I haven't gotten to the rest of the article, which I presumes covers economic and social issues, but I'm glad he provided this bit of perspective - hopefully people hear it.

04 May 2008

Disingenuousness Defined

By Frank Rich, in today's column that the editors labeled "The All-White Elephant in the Room." In this little rant, Rich expresses his frustration at how the press is so soft on Republicans and so hard on Democrats(!). He notes: "The Clintons and Mr. Obama are always held accountable for their racial stands, as they should be, but the elephant in the room of our politics is rarely acknowledged: In the 21st century, the so-called party of Lincoln does not have a single African-American among its collective 247 senators and representatives in Washington." He then closes with this gem:
Anyone who does the math knows that America is on track to become a white-minority nation in three to four decades. Yet if there’s any coherent message to be gleaned from the hypocrisy whipped up by Hurricane Jeremiah, it’s that this nation’s perennially promised candid conversation on race has yet to begin.
Yeah, sure - Frank Rich wants a candid conversation about race about as much as Stalin wanted a candid conversation about Socialism. Here's an example of one of Mr.
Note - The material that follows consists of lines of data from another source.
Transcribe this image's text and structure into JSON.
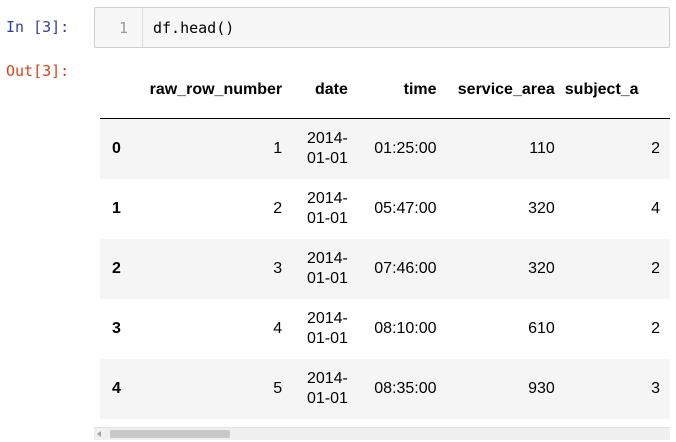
{
  "input": {
    "prompt": "In [3]:",
    "line_number": "1",
    "code": "df.head()"
  },
  "output": {
    "prompt": "Out[3]:"
  },
  "dataframe": {
    "columns": [
      "raw_row_number",
      "date",
      "time",
      "service_area",
      "subject_a"
    ],
    "rows": [
      {
        "index": "0",
        "raw_row_number": "1",
        "date_line1": "2014-",
        "date_line2": "01-01",
        "time": "01:25:00",
        "service_area": "110",
        "subject_a": "2"
      },
      {
        "index": "1",
        "raw_row_number": "2",
        "date_line1": "2014-",
        "date_line2": "01-01",
        "time": "05:47:00",
        "service_area": "320",
        "subject_a": "4"
      },
      {
        "index": "2",
        "raw_row_number": "3",
        "date_line1": "2014-",
        "date_line2": "01-01",
        "time": "07:46:00",
        "service_area": "320",
        "subject_a": "2"
      },
      {
        "index": "3",
        "raw_row_number": "4",
        "date_line1": "2014-",
        "date_line2": "01-01",
        "time": "08:10:00",
        "service_area": "610",
        "subject_a": "2"
      },
      {
        "index": "4",
        "raw_row_number": "5",
        "date_line1": "2014-",
        "date_line2": "01-01",
        "time": "08:35:00",
        "service_area": "930",
        "subject_a": "3"
      }
    ]
  },
  "colors": {
    "in_prompt": "#303f9f",
    "out_prompt": "#d84315",
    "row_stripe": "#f5f5f5"
  },
  "scrollbar": {
    "position_fraction": 0.0
  }
}
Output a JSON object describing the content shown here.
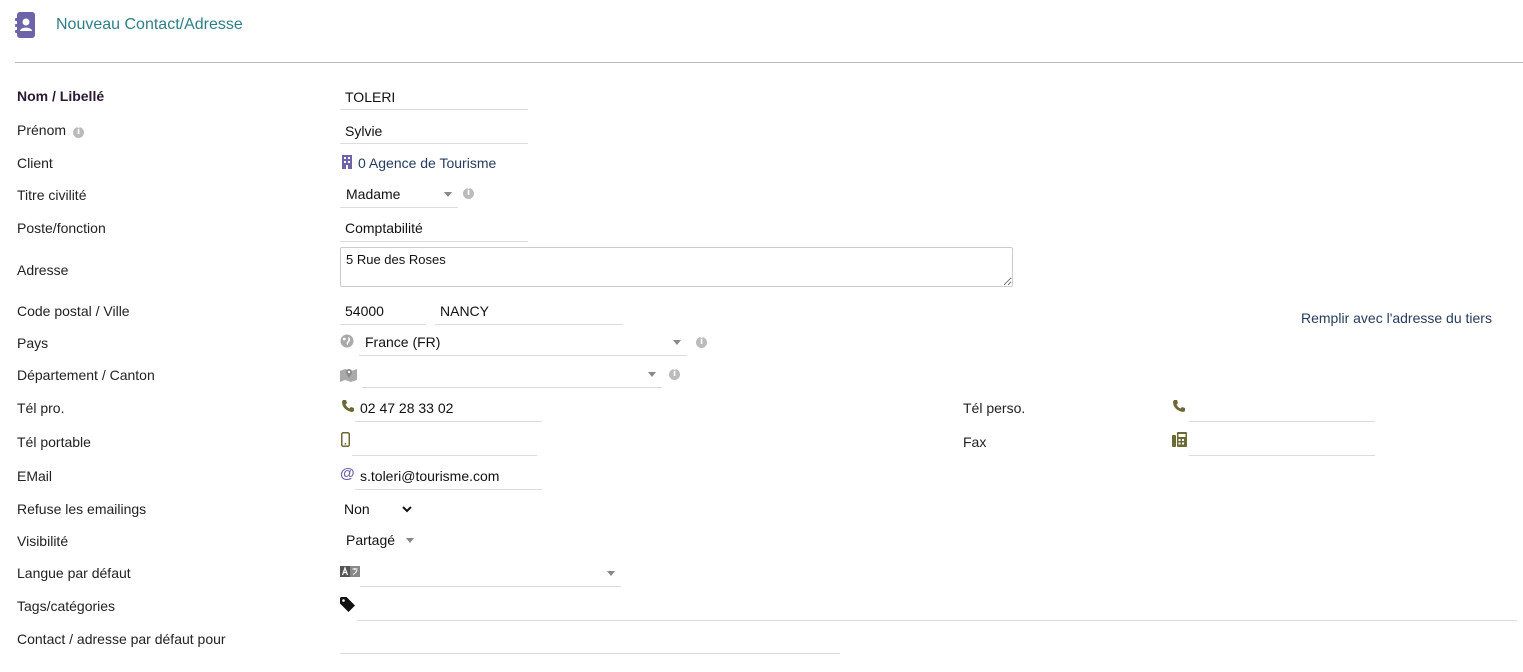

Rich's "candid conversations" about race, a screed against Clarence Thomas and how soft the press is on him(!). Does it sound like he's interested in speaking candidly? It would be interesting to imagine what Frank Rich would consider his ideal candid conversation:

White Man: I vote Republican because I'm afraid black men will break into my house and rape my wife and daughters and steal my flat-screen TV.
Frank Rich: Don't you see that the Republicans just plant these fears into your head to distract you from larger issues such as health care and tax breaks for the wealthy and trans-gender rights?
White Man: Of course you're right. How could I be so gullible?
Black Man: All I want is for all people to live in harmony and have the opportunity to fully develop their potential, no matter their color or gender preference.
Rich: Thank you, gentlemen, for this candid conversation.